Gibt es nach 75 Jahren Versöhnung? Im kleinen ja. Mehr als 700.000 Menschen - Soldaten und Zivilisten - starben bei den Kämpfen. Noch immer werden bei Bauarbeiten in der Stadt und ihrer Umgebung Leichen und ganze Massengräber gefunden. Natürlich auch Leichen deutscher Soldaten. Dank der Zusammenarbeit zwischen dem Volksbund Deutscher Kriegsgräberfürsorge und den russischen Behörden werden die sterblichen Überreste auf offizielle Soldatenfriedhöfe wie etwa Rossoschka außerhalb von Wolgograd umgebettet. Hier sind Soldaten der deutschen Wehrmacht und Angehörige der Roten Armee begraben, getrennt zwar von einer Straße, aber doch auf einem gemeinsamen Friedhof.

Verdun Historische Geste Helmut Kohl Francois Mitterrand

Eine historisch fast unglaubliche Geste: Mitterand (l.) und Kohl 1984 in Verdun.

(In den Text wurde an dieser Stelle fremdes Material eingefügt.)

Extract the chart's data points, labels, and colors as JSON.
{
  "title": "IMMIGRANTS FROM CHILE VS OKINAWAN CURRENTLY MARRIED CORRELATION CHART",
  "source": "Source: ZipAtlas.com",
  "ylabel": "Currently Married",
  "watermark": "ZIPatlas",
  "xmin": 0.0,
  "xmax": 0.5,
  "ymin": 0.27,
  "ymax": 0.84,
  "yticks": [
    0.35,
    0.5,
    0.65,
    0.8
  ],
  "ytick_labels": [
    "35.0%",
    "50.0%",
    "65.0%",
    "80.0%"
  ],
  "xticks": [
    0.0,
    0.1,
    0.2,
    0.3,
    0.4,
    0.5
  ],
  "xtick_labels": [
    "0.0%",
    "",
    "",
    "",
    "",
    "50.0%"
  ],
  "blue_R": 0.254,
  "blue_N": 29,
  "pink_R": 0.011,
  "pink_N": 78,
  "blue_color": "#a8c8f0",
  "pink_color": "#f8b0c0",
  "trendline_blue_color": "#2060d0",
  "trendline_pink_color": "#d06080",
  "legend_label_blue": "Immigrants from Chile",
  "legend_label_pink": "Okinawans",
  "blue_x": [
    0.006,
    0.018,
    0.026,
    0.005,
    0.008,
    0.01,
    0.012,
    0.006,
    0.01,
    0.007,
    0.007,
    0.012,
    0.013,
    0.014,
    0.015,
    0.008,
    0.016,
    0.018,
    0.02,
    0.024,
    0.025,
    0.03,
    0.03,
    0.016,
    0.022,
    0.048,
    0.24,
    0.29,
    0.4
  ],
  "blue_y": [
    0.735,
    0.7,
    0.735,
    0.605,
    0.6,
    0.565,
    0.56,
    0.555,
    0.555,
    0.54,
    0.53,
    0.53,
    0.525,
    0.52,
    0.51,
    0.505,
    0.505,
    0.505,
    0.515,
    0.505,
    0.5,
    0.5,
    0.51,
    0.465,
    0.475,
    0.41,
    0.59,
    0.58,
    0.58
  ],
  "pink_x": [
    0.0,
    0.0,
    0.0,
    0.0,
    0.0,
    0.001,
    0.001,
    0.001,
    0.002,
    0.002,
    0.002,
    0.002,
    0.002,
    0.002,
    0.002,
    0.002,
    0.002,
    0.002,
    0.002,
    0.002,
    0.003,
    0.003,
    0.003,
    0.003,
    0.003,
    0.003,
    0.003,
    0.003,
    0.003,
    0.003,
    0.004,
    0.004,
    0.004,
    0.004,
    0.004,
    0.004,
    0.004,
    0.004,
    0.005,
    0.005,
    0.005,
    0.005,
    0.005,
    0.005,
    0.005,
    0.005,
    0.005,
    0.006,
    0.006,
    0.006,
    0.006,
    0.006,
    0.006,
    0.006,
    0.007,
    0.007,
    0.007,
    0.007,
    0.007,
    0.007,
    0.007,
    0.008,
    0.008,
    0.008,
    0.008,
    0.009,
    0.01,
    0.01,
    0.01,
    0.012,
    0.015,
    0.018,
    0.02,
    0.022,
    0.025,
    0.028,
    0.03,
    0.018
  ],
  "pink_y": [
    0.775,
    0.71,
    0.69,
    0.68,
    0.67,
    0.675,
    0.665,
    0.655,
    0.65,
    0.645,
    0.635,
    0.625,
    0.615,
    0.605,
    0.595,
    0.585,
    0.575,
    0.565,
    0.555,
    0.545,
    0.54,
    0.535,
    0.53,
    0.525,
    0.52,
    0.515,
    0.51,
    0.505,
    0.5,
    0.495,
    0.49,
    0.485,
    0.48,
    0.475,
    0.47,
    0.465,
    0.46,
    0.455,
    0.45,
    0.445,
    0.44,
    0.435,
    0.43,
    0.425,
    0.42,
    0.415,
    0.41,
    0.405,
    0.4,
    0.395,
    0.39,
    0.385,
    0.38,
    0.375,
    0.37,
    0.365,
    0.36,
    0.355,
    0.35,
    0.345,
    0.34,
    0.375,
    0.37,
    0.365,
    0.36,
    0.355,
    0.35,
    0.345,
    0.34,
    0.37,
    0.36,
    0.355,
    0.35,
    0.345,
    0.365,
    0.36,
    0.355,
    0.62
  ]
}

Bis zu einer Versöhnungsgeste ähnlich dem Handschlag zwischen dem deutschen Bundeskanzler Helmut Kohl und dem französischen Präsidenten François Mitterand 1984 auf den ehemaligen Schlachtfeldern von Verdun ist es wohl noch ein weiter Weg. Der Historiker Jochen Hellbeck vermisst auf beiden Seiten die Bereitschaft dazu. In Russland bestünden nach wie vor Vorbehalte. Aber auch in Deutschland gebe es "keine Bereitschaft und kein Empfinden, das dem Empfinden gegenüber den westlichen Nachbarn - den Franzosen, Briten oder Amerikanern - entspräche". Man müsse immer auch ein Stück des Erinnerns des anderen anerkennen, meint Hellbeck. "Man kann nicht Stalingrad als ein sinnloses Massenschlachten zum verbindlichen deutsch-russischen Erinnern machen." Denn sinnlos sei es für die russische Seite eben nicht gewesen. Doch Hellbeck sagt: "Ich hoffe, das noch zu erleben, dass sich ein deutscher Staatsmann und ein russischer Präsident über den Gräbern von Stalingrad die Hand reichen."